High-fidelity CRISPR genome editing of single-nucleotide mutation with near-complementary guide RNA via enhanced target binding kinetics

The CRISPR-Cas9 system is a powerful genome editing tool capable of precisely recognizing and cleaving specific DNA sequences, and has been extensively investigated as a strategy for correcting mutations associated with genetic diseases and cancer. However, conventional CRISPR genome engineering often fail to discriminate single-nucleotide mutations from wild-type alleles when the mutation is located outside the protospacer adjacent motif (PAM) sequence. To address this limitation, we developed a RNA engineering approach for designing near-complementary single guide RNA (sgRNA) that contain intentional mismatches within the seed region of the sgRNA. Single molecule kinetic analyses showed that the near-complementary sgRNA selectively reduces the binding affinity of CRISPR ribonucleoprotein complex by via differentiated increment in the dissociation rates to the wild-type target DNA compared to the mutant allele. The engineered kinetic characteristics of near-complementary sgRNAs enable highly specific genome editing of single-base mutations without reliance on PAM proximity. We demonstrate the application of the strategy to the a cancer-specific single-nucleotide G228A (-124C > T) mutation in the TERT promoter, frequently found in glioblastomas and other tumors, that does not generate a canonical PAM sequence.
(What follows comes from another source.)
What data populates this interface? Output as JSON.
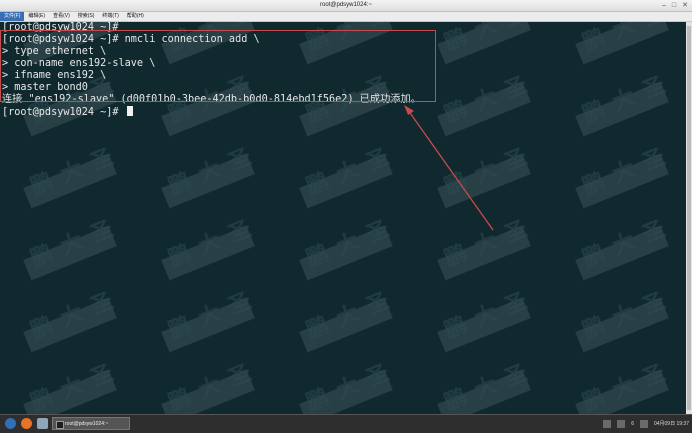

Our near-complementary sgRNA successfully induced selective editing of the mutant allele while sparing the wild-type sequence. Furthermore, single-molecule fluorescence resonance energy transfer (smFRET) analyss revealed distinct differences in binding kinetics between mutant and wild-type DNA, providing kinetic insight into the discrimination process. We conclude that the near-complementary sgRNA CRISPR editing strategy facilitates precise PAM-independent targeting of single-nucleotide mutations without protein engineering and offers a molecular framework for expanding the specificity and applicability of CRISPR-based genome and epigenome editing technologies.